Plasmachemical hydrogen production from hydrocarbons and water could present a promising bionic process.
"Hydrogen energy passed two stages of development: the first "economic" stage when the catastrophe due to depletion of world power resources (oil, gas) was considered to be real and the second "ecological" stage when it became clear that the use of conventional fuels in electricity production, transport, chemistry, and metallurgy leads to irreversible catastrophic consequences (acid rains, green-house effect, ozone deficiency, etc.). The understanding of the second problem resulted to the merging and interpenetrating of two directions in the research activity of the Institute and allowed to define today the main tasks of hydrogen energy and plasma technologies and bring the ecology into focus."
"The large-scale production of cheap hydrogen is one of the basic tasks of the present-day ecology (and development of hydrogen energy). The analysis shows that for Russia it is necessary to increase hydrogen production gradually to bring it to 20-23 million t/y within 4-5 years. This first stage should be characterized by the efficient use of hydrogen in transport, metallurgy, oil chemistry, etc. However, as early as the first decades of the new millenium the hydrogen output should be brought to 60-65 million t/y and the wide use of hydrogen should be simultaneously provided in all industries. The next stage, a wide-scale use of hydrogen as a basic, ecologically safe fuel, requires a hydrogen output of 200 million t/y. It is necessary to mentioned that since hydrogen is a secondary energy carrier, hydrogen energy should rely on primary energy sources: enhanced-safety nuclear power, solar, wind, tide energy, etc."

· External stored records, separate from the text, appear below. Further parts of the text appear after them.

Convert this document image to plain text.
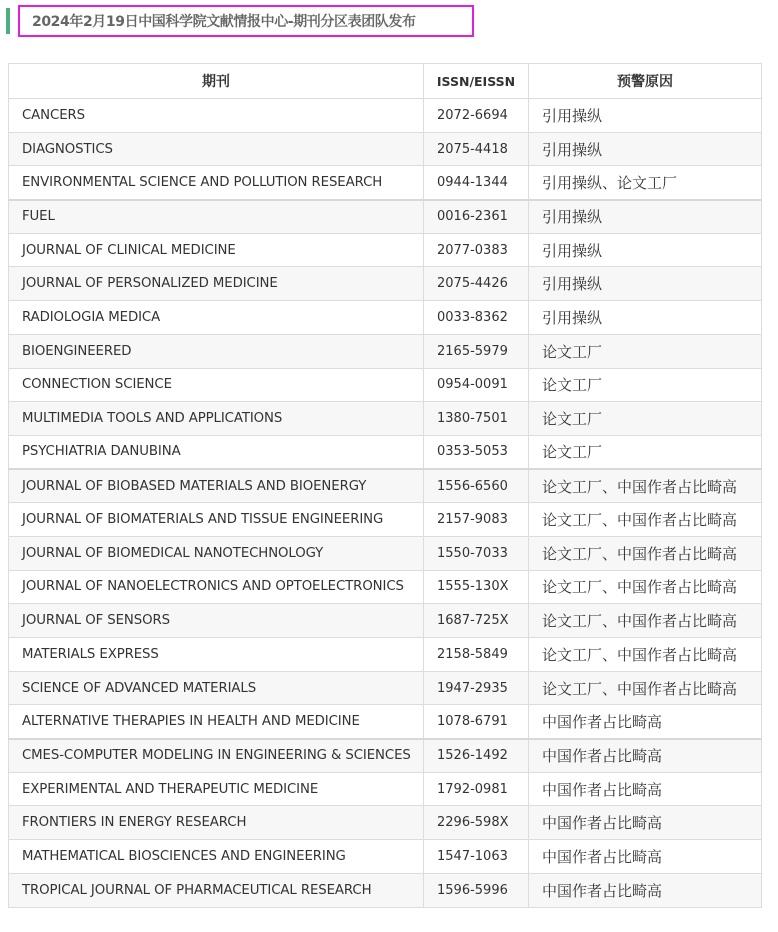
2024年2月19日中国科学院文献情报中心-期刊分区表团队发布
期刊	ISSN/EISSN	预警原因
CANCERS	2072-6694	引用操纵
DIAGNOSTICS	2075-4418	引用操纵
ENVIRONMENTAL SCIENCE AND POLLUTION RESEARCH	0944-1344	引用操纵、论文工厂
FUEL	0016-2361	引用操纵
JOURNAL OF CLINICAL MEDICINE	2077-0383	引用操纵
JOURNAL OF PERSONALIZED MEDICINE	2075-4426	引用操纵
RADIOLOGIA MEDICA	0033-8362	引用操纵
BIOENGINEERED	2165-5979	论文工厂
CONNECTION SCIENCE	0954-0091	论文工厂
MULTIMEDIA TOOLS AND APPLICATIONS	1380-7501	论文工厂
PSYCHIATRIA DANUBINA	0353-5053	论文工厂
JOURNAL OF BIOBASED MATERIALS AND BIOENERGY	1556-6560	论文工厂、中国作者占比畸高
JOURNAL OF BIOMATERIALS AND TISSUE ENGINEERING	2157-9083	论文工厂、中国作者占比畸高
JOURNAL OF BIOMEDICAL NANOTECHNOLOGY	1550-7033	论文工厂、中国作者占比畸高
JOURNAL OF NANOELECTRONICS AND OPTOELECTRONICS	1555-130X	论文工厂、中国作者占比畸高
JOURNAL OF SENSORS	1687-725X	论文工厂、中国作者占比畸高
MATERIALS EXPRESS	2158-5849	论文工厂、中国作者占比畸高
SCIENCE OF ADVANCED MATERIALS	1947-2935	论文工厂、中国作者占比畸高
ALTERNATIVE THERAPIES IN HEALTH AND MEDICINE	1078-6791	中国作者占比畸高
CMES-COMPUTER MODELING IN ENGINEERING & SCIENCES	1526-1492	中国作者占比畸高
EXPERIMENTAL AND THERAPEUTIC MEDICINE	1792-0981	中国作者占比畸高
FRONTIERS IN ENERGY RESEARCH	2296-598X	中国作者占比畸高
MATHEMATICAL BIOSCIENCES AND ENGINEERING	1547-1063	中国作者占比畸高
TROPICAL JOURNAL OF PHARMACEUTICAL RESEARCH	1596-5996	中国作者占比畸高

"Plasmochemical and electrochemical production of hydrogen from water is the basic highly promising and universal processes. The plasmochemical method can be used to produce both hydrogen from natural gas (methane) and in the course of its cleaning from sulfuric impurities, such as H2S. As the investigations show, the power consumption, in these two plasmochemical processes is 1 kWh/m3H2 to be economically acceptable for large-scale production of hydrogen. For comparison, the most efficient contemporary plasmochemical nonequilibrium and electrochemical systems for production of hydrogen from water consume as a rule 4 kWh/m3H2. The further reduction in the power consumption for hydrogen production remains a most fundamental task. This problem calls for a wide range of various research works, including basic ones, to be performed."
And Jules Verne wrote in 'The Mysterious Island' in 1870:
"And what will they burn instead of coal?" "Water", replied Harding. "Water!" cried Pencroft, "Water as fuel for steamers and engines! Water to heat water!" "Yes, but water decomposed into its primitive elements", replied Cyrus Harding, "and decomposed doubtless, by electricity, which will then have become a powerful and manageable force, for all great discoveries, by some inexplicable laws, appear to agree and become complete at the same time. Yes, my friends, I believe that water will one day be employed as fuel, that hydrogen and oxygen which constitute it, used singly or together, will furnish an inexhaustible source of heat and light, of an intensity of which coal is not capable. Some day the coalrooms of steamers and the tenders of locomotives will, instead of coal, be stored with these two condensed gases, which will burn in the furnaces with enormous calorific power. There is, therefore, nothing to fear. As long as the earth is inhabited it will supply the wants of its inhabitants, and there will be no want of either light or heat as long as the productions of the vegetable, mineral or animal kingdoms do not fail us. I believe, then, that when the deposits of coal are exhausted we shall heat and warm ourselves with water. Water will be the coal of the future."